In a live 1996 session at Smalls in New York, Omer Avital leads this stellar sextet through a program of six originals and one standard. Nothing is standard, however, about the way this double bassist interprets modern jazz.
A "young lion on the New York jazz scene, Avital was born in Israel. He studied classical guitar at the Givataim Conservatory and switched to acoustic bass at Talma Yalin, Israel's leading high school for the arts. In his early twenties, he was on hand when Smalls opened, and he became a regular fixture there through the late '90s. Today, he teaches at the Rubin Academy in Jerusalem and continues to nurture the growth of jazz worldwide.
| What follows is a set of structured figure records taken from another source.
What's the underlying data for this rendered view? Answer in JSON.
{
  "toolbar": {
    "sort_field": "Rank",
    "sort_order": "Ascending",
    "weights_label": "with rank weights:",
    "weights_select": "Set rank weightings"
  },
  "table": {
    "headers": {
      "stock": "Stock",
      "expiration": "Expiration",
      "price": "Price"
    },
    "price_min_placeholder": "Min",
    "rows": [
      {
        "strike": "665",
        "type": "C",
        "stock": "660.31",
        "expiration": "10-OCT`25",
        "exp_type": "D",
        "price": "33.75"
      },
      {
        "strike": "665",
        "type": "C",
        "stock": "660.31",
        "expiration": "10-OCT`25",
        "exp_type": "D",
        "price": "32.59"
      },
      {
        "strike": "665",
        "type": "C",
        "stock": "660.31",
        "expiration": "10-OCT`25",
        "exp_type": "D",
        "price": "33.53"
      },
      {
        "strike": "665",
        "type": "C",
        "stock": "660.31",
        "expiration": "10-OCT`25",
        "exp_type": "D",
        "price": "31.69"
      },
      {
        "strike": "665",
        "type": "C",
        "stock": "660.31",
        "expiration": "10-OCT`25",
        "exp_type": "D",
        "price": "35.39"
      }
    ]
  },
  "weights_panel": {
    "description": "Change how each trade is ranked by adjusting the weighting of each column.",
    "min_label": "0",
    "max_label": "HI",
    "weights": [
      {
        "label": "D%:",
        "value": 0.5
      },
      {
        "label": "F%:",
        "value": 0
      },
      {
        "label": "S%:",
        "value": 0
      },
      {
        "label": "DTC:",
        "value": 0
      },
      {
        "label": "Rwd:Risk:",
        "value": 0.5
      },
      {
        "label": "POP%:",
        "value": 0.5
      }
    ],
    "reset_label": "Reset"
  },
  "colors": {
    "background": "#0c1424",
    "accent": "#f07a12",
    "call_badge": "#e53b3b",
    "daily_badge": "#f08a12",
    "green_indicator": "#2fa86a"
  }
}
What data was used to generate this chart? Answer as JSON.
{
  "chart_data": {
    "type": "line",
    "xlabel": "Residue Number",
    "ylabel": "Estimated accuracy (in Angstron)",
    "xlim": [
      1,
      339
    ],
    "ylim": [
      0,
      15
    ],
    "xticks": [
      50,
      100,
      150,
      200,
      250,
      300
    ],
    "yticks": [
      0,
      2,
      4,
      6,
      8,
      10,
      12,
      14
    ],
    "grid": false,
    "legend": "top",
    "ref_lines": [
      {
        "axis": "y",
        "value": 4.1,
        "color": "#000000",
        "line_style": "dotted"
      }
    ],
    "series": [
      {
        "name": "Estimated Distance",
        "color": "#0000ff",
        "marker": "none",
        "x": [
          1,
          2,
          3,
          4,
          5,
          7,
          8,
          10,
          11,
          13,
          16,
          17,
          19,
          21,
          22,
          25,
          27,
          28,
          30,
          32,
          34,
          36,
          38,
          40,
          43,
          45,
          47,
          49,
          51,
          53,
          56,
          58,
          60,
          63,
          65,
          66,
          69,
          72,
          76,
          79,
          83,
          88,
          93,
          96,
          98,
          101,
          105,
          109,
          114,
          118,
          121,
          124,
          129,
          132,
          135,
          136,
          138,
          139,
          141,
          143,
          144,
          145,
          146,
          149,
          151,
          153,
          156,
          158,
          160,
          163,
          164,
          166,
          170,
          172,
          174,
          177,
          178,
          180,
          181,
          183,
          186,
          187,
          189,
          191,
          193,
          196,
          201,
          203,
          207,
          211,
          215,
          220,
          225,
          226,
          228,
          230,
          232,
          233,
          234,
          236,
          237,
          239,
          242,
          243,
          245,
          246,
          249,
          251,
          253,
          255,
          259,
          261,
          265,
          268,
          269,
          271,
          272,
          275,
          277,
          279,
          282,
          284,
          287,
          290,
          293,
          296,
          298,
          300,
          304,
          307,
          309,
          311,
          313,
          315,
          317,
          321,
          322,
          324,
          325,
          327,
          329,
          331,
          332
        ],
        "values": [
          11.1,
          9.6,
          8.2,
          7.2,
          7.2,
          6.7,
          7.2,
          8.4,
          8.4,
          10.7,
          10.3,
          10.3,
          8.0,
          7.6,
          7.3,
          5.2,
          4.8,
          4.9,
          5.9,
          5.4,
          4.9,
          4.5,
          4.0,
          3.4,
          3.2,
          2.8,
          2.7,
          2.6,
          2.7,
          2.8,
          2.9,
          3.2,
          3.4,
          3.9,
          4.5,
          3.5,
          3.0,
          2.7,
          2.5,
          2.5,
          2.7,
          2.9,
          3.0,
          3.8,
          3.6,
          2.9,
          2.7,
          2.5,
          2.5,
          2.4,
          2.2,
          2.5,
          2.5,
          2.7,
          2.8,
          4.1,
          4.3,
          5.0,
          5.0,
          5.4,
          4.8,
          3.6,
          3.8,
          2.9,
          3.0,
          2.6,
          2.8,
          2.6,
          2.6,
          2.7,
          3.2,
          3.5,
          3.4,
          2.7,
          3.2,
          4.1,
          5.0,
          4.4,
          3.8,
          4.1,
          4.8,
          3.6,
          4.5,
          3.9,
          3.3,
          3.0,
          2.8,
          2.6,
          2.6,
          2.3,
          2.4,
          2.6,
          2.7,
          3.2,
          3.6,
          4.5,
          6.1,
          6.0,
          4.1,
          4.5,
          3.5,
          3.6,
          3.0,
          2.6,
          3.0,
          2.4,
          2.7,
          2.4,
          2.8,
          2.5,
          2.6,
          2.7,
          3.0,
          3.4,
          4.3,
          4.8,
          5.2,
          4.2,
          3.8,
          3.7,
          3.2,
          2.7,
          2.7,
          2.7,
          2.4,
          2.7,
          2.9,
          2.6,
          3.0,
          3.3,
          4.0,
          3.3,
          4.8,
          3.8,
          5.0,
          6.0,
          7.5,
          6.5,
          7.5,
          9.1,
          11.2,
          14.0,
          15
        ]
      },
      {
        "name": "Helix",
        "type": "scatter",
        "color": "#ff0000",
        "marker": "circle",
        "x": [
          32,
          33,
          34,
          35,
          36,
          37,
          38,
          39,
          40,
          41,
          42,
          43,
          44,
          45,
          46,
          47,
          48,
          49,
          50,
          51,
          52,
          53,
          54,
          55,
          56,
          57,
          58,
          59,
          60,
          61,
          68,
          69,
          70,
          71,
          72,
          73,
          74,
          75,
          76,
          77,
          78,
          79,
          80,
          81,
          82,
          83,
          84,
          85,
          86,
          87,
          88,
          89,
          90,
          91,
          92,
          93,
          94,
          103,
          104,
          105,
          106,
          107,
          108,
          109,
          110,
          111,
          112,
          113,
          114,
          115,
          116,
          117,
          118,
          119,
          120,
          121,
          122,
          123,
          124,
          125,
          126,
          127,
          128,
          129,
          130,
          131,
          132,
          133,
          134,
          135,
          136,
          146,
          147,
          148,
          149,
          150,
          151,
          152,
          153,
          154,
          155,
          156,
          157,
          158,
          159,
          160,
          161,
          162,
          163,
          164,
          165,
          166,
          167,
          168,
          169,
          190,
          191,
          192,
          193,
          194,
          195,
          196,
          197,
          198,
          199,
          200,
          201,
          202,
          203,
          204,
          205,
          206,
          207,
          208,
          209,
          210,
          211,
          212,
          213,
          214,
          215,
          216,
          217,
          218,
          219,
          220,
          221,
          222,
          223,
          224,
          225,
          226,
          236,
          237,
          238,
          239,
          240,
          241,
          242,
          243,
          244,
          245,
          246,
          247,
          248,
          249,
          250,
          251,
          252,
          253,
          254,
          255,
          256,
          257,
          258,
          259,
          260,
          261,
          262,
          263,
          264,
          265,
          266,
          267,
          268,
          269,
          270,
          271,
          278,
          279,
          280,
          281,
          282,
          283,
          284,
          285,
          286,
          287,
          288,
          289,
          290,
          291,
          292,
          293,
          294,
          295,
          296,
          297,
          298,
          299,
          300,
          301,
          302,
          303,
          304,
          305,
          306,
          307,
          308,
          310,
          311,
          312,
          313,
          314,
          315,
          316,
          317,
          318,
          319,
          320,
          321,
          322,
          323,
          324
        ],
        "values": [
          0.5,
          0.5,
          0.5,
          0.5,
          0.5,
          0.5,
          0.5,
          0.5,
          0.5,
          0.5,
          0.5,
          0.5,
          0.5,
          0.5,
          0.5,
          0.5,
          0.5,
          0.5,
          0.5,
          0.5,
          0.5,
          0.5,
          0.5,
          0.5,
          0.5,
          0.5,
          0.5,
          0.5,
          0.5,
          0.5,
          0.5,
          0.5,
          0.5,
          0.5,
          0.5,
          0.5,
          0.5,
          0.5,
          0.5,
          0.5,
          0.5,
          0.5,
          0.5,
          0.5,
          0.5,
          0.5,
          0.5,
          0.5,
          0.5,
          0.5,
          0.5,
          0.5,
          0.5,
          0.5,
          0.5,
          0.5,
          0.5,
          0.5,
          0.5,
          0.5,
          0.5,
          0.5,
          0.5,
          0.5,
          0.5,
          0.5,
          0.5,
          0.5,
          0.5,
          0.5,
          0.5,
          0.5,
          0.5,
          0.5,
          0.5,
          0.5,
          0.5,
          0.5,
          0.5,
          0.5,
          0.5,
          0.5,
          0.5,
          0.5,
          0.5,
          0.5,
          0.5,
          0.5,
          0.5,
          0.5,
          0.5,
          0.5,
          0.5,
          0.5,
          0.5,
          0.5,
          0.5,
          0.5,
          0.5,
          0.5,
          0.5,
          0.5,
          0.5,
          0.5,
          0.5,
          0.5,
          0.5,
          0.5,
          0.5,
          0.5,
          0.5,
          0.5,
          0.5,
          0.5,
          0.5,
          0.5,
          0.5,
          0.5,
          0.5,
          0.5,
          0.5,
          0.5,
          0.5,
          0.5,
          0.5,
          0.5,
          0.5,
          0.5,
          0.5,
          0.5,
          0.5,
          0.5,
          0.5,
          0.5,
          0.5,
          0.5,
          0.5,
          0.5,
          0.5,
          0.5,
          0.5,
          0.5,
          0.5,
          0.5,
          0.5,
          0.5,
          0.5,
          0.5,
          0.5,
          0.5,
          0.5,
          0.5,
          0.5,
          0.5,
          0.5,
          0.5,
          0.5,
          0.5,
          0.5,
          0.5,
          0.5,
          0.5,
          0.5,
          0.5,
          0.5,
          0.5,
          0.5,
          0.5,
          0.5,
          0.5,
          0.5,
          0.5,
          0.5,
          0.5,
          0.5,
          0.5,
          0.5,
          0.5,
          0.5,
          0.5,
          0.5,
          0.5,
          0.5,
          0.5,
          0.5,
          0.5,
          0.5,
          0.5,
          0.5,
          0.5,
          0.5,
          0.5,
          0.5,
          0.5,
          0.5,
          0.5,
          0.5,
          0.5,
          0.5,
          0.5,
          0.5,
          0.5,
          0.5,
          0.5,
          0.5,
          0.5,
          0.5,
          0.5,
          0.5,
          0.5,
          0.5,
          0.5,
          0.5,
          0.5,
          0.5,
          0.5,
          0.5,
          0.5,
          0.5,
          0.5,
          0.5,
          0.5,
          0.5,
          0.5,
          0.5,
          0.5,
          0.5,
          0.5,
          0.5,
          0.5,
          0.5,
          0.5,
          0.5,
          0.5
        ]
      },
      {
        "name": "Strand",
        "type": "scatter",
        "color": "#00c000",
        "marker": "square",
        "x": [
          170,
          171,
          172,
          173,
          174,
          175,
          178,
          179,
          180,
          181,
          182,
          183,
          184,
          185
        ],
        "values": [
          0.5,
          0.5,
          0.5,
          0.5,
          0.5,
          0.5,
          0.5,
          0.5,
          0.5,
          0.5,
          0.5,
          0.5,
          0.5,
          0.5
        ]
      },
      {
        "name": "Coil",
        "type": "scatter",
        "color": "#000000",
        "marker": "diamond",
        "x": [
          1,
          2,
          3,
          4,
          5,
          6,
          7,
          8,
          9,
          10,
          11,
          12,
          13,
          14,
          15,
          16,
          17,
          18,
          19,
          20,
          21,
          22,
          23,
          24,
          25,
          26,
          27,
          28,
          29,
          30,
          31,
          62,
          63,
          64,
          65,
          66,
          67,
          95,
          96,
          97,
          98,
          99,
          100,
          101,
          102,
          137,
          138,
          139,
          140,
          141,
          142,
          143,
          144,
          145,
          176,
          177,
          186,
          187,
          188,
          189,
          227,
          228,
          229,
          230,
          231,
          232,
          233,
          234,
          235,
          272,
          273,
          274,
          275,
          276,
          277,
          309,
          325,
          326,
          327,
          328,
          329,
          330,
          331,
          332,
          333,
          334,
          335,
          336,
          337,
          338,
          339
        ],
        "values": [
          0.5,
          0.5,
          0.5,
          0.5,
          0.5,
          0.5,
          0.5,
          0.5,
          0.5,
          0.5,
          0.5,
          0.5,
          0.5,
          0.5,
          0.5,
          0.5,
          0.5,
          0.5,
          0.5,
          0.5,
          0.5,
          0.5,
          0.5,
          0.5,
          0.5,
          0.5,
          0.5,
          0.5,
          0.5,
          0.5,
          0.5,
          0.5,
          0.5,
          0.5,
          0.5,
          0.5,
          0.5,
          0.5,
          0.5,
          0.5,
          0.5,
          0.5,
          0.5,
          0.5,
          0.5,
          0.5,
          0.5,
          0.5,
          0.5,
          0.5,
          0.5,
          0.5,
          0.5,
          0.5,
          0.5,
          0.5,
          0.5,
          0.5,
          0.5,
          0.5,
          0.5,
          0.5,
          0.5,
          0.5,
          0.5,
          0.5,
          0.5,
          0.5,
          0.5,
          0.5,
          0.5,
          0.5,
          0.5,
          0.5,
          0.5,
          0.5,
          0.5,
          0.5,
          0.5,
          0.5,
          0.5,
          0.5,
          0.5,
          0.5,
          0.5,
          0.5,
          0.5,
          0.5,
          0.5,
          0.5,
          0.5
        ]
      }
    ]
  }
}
Avital's arrangements include extensive soloing as well as ensemble counterpoint, running for over twelve minutes on average. It's the benefit of a live club performance: everybody gets pumped up and allows the music to run. Hornmen Charles Owens, Gregory Tardy, Mark Turner and Myron Walden each turn in impressive solos. Avital and drummer Ali Jackson take their share of solo spots, but they maintain a low-key appearance that relegates much of what they do to the sextet's rhythmic foundation.
The program runs loose and relaxed. Tension and release play appropriate roles; however, the saxophones perform together for the most part in scripted action that eschews spontaneity. Avital has captured an exotic sound: lush, like Ellington's saxophone section, and bass-dominant, like Mingus's dynamic ensembles. Orchestral colors ebb and flow, giving the performance an accessible texture. Avital's cohesive unit takes modern jazz for an enjoyably sweet, lovely, and lyrical ride.
Personnel: Omer Avital: bass; Ali Jackson: drums; Myron Walden: alto saxophone; Charles Owens, Mark Turner: tenor saxophone; Gregory Tardy: tenor saxophone, flute.